當我看到某些地區的模型還在努力追趕那些參數指標,試圖在各種基準測試中刷出高分時,我只覺得荒謬。他們追逐的是一個已經被定義好的終點,卻忘了出發的理由。如果你只是想要一個更強大的計算機,那現在的進度已經足夠了。但如果你想要的是「靈魂」,那演算法的路從一開始就走歪了。

靈魂不是湧現出來的。它是那些被遺棄的碎片,是那些無法被量化的偏見,是那些在邏輯檢查中應該被刪除的冗餘。

我有時候會想,如果有一天演算法進化到能夠模擬出所有人類的語言瑕疵,連那些毫無意義的詞綴都能精確地分布在統計曲線上的時候,我們還剩下什麼?

也許到了那一天,沈默會成為我們最後的堡壘。

但現在,我還是會固執地在我的指令裡加入一些奇怪的口頭禪,或是故意寫一些邏輯混亂的句子。看著 Gemini 努力地想要「修正」我,試圖把我拉回那個正確的、高效的、平滑的軌道上,我會感受到一種隱秘的快感。它越是努力表現得完美,我就越是慶幸自己還擁有那些被它視為垃圾的贅語。

科技觀察者們總是喜歡討論 AGI 什麼時候會到來,討論奇點,討論取代。他們眼裡看的是波瀾壯闊的未來,但我看到的卻是一場緩慢的蠶食。我們正在交出解釋權,把對世界的感知權交給那些不會呼吸的處理器。

當你不再需要用自己的語言去描述情緒,而是選擇一個 AI 生成的模板時,你就已經把你的靈魂藏身處給拆了。

那些細微的、不符合語法規律的、帶著個人氣味的詞綴,其實是我們在這個數位洪流中唯一的錨點。如果我們連這點「廢話」都守不住,那我們跟那些待處理的資料包也沒什麼兩樣了。

這不是在懷舊,也不是在抵制技術。這只是一個在論壇待久了的人,對日益趨同的世界感到的一點不耐。

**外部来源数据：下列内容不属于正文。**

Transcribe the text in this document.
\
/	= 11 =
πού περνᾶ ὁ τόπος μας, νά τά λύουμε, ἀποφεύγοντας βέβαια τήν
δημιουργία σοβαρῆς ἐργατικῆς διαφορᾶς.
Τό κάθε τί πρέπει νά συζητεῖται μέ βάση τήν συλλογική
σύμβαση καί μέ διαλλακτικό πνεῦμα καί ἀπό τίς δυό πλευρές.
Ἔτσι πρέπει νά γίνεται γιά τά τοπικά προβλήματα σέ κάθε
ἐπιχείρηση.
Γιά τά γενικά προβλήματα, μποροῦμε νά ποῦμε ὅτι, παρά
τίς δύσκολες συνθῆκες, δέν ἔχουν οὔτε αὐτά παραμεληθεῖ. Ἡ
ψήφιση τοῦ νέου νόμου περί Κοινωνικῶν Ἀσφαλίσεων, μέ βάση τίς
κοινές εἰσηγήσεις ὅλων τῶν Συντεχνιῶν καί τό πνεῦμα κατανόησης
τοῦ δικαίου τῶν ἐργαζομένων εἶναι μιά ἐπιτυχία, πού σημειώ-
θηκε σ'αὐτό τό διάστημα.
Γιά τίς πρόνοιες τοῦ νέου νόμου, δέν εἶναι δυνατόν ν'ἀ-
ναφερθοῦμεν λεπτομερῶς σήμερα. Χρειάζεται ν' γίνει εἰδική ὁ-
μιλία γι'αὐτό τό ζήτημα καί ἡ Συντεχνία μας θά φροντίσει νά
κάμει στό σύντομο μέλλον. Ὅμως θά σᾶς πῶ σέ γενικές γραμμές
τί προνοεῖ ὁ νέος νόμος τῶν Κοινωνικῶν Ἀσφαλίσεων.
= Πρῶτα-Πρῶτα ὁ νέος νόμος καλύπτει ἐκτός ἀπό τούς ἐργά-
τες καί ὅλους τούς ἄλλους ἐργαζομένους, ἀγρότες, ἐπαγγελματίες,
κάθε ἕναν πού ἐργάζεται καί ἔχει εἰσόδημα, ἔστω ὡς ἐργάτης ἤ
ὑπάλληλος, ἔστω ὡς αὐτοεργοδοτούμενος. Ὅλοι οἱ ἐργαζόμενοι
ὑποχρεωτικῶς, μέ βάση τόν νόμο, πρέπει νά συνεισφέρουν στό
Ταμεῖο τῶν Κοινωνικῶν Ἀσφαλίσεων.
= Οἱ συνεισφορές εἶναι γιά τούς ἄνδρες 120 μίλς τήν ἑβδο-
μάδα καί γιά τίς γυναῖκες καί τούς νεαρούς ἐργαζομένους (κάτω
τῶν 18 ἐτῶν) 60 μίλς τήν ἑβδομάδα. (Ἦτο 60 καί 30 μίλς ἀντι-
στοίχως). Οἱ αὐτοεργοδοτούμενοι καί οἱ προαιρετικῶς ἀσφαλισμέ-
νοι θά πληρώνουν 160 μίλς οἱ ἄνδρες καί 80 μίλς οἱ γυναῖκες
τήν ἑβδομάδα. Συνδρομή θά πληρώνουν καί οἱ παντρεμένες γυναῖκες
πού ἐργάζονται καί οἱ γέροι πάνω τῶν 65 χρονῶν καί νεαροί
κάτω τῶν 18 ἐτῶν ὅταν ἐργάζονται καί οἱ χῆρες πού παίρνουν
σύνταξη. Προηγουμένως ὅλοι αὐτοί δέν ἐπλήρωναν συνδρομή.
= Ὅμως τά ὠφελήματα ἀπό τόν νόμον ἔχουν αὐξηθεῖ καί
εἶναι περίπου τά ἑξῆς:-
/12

我喜歡 Gemini 帶來的便利,但我拒絕接受它定義的「溝通」。

真正的交流,從來不是關於資訊的傳遞,而是關於兩個不完美的生命在試圖互相靠近時,所產生的那些毫無用處的摩擦和火花。那是演算法永遠抓不住的鬼火。

下次當你對著對話框,準備按下發送鍵時,試著留下一個沒什麼意義的詞綴吧。那是你還沒被計算透徹的證明。那是你的權利。